Telia Mobile, a leading wireless operator in Sweden, is working with Oracle Corp. on a prototype utility, Panama, designed to transfer Internet content to any mobile device.
“The Panama project improves on the wireless application protocol (WAP) standard,” said Roland Svensson, product director at Oracle. “WAP has some inherent limitations that we have worked around. WAP cannot manage security at this stage and also suffers from the fact that there is no WAP content available, only HTML sites. Project Panama deals with these limitations and lets the user access all the value adding services available on the Web.”
Panama will be a standard Oracle product. All its development is done in Sweden, where Oracle recently stared a new business unit. Telia is a partner in the development of applications.
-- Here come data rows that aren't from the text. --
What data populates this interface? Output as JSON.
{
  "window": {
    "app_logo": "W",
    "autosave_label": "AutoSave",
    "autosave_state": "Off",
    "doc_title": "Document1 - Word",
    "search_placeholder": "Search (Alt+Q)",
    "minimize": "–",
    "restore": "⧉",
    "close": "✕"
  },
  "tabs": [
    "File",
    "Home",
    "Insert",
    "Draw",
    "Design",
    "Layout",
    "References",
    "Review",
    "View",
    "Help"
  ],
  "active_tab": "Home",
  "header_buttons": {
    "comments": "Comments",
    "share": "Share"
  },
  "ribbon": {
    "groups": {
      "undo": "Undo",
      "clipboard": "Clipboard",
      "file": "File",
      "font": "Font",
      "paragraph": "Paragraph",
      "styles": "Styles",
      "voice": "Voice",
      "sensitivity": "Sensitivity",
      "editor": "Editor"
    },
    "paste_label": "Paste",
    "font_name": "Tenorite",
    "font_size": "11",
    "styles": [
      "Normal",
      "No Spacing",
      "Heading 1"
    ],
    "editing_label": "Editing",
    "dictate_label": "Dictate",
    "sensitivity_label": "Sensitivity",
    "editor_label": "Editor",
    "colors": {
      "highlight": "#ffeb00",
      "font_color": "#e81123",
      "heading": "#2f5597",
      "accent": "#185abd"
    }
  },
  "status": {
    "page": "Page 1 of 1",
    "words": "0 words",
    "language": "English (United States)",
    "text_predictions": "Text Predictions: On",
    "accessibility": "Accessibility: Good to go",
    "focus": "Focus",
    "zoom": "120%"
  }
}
“The real beauty is the unlimited flexibility it brings,” said Lars Persoon, executive vice president of Telia Mobile. “We can create services based on any Internet site, including even secure SLL sites. To demonstrate this, we have developed real time flight reservations, Internet banking services and personal account services.”
The system will also be used to create user customized portals.
Telia Mobile is a unit within the Swedish state-owned telco and ISP Telia.
Several content companies in Sweden are working toward the same goal, to push content from the Internet through WAP based phones and Palm computers. Ericsson and daily newsmagazine Dagens Industri are testing the transfer of financial information to a mobile phone, including possibly trading stocks.
The oldest IDG magazine in Sweden, Mikrodatorn and television network TV4 are feeding their news to PalmPilots with the freeware program from Avanat Go.
And the grand old lady of news sites in Sweden, Aftonbladet will within a week or two launch a new service of news feed from its site to mobile phones.